Once we’d arrived at the gym, we’d join other girls and dance in a large circle. The boys lined the walls, leaning, joking, watching. I did the side-to-side shuffle with my feet, never sure what to do with my arms. I’d watch other girls and would try to mimic them, certain that they were dancing the right way. I seemed to hover above the circle, observing everyone, judging myself. How could someone so comfortable in that same gym with her basketball body not own it when she was dancing in the dark?
Eventually, the DJ would play a slow song, maybe Against All Odds, maybe Every Rose Has Its Thorn. C would find her boyfriend. She always had one. I never did. I’d pause momentarily near the court’s centerline, checking for any movement approaching. Inevitably, there was none. I’d follow the sheep into the fluorescent-lit hallway. I’d slurp water from the fountain and reenter the noisy darkness, searching for any girl I knew. I’d stand beside her and would watch the couples dancing: the straight-armed nervous ones, shuffling heavily in a repetitive side step; and the couply-couples draping their bodies over each other, hands roaming, feet anchored.
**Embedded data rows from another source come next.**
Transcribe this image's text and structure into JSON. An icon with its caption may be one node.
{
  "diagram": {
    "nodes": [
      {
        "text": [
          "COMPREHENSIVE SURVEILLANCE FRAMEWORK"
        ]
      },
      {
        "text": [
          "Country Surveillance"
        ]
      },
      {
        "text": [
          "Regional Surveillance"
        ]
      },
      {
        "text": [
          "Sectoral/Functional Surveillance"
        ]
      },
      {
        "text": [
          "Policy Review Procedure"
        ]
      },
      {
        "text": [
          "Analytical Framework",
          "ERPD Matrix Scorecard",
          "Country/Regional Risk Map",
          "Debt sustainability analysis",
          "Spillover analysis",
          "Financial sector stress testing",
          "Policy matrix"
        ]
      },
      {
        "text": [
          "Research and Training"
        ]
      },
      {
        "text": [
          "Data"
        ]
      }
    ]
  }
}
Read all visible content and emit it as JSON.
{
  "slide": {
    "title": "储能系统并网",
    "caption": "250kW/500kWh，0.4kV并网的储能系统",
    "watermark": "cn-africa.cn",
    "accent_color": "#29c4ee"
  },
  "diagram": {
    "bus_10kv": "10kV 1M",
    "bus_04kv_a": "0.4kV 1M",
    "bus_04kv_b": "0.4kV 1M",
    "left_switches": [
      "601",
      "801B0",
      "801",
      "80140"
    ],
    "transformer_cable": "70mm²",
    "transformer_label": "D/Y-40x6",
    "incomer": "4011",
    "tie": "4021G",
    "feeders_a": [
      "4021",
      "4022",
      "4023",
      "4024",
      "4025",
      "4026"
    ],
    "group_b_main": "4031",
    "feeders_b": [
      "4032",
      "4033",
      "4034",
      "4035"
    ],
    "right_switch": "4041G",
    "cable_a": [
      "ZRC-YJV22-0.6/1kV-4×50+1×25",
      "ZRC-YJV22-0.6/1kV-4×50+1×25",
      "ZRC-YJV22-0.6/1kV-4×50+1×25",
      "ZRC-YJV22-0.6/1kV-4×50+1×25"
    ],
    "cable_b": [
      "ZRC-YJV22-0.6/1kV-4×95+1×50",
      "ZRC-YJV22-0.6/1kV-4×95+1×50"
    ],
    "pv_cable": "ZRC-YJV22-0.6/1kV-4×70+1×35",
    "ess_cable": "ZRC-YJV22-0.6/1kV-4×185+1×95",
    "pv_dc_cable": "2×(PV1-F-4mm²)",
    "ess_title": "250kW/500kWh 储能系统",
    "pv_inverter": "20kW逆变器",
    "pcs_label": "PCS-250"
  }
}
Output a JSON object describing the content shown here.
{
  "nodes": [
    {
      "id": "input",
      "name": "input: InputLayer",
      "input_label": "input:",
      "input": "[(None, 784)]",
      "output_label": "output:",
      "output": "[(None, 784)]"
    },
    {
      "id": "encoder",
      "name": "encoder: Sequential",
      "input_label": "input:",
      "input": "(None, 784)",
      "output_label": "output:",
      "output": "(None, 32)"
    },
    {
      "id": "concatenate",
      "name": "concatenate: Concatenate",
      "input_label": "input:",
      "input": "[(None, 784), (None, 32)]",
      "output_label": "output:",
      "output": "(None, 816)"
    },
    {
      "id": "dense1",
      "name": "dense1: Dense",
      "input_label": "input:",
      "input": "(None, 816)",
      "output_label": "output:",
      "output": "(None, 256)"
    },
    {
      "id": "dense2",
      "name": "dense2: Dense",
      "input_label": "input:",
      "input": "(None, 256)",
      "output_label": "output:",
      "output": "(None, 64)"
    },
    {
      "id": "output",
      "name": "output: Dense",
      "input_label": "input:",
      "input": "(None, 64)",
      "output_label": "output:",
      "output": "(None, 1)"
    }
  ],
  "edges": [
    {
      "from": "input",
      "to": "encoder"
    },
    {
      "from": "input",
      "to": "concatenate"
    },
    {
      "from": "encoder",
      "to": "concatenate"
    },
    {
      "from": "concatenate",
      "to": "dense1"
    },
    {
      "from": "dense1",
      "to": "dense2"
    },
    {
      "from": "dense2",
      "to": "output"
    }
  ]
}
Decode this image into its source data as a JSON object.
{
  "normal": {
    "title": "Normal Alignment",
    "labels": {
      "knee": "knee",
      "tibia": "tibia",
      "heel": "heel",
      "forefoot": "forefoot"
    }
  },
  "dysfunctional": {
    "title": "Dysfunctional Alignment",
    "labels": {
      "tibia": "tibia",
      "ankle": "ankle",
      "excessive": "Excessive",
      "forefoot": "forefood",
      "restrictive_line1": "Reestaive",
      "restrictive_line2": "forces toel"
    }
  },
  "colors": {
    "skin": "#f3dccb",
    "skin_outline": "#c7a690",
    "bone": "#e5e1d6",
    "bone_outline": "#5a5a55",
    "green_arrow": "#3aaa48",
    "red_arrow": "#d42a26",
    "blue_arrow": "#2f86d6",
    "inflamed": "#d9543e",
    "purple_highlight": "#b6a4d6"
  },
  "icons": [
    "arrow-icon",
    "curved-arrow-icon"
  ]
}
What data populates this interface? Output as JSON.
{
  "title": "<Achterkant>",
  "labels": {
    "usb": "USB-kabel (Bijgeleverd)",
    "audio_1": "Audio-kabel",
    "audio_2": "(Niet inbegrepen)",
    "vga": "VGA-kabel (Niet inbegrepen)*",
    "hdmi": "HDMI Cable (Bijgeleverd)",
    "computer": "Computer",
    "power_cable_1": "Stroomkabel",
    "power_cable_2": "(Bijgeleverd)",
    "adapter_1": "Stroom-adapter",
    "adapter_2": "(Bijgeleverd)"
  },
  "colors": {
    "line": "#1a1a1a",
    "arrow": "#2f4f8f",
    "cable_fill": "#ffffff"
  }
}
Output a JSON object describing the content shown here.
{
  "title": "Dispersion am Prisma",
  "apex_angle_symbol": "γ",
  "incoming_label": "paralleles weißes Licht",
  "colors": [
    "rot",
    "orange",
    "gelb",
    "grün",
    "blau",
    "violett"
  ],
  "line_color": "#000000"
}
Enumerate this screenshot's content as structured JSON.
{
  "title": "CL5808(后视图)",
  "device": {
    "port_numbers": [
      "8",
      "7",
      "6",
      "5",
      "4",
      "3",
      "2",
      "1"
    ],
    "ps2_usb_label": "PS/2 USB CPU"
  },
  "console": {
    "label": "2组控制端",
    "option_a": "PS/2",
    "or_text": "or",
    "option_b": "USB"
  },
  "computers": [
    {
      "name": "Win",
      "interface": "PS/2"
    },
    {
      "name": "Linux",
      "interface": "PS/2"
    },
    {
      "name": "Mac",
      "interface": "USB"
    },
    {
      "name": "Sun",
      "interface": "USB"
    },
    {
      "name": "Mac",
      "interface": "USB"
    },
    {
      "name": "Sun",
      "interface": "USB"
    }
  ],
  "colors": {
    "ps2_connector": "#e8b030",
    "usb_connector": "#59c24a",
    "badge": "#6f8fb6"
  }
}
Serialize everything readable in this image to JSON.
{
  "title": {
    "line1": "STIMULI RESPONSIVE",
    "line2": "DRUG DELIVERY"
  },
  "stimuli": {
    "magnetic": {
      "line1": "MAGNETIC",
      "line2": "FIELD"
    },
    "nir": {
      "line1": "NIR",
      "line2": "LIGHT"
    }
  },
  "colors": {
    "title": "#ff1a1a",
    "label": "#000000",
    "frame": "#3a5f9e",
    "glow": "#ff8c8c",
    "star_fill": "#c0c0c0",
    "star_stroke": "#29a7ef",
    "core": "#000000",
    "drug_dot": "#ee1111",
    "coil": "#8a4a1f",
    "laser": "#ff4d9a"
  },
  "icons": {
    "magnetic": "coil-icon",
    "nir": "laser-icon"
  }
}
When the next ballad followed, there was both hope and terror as boys walked nearby.
Please ask me to dance.
Please don’t ask me to dance.
Sometimes I did get asked to dance, often by a boy a head shorter than me, a boy whose sleepy eyes were level with my breasts.
Don’t look at them.
Don’t look at my eyes either.
Sometimes a boy much older would ask me to dance. A boy whose wiry body knew what he wanted.
Please let Stairway To Heaven end.
Please let Stairway To Heaven go on.
The uncertainty of adolescence teetered amidst those two pleas.
What are your memories of school dances?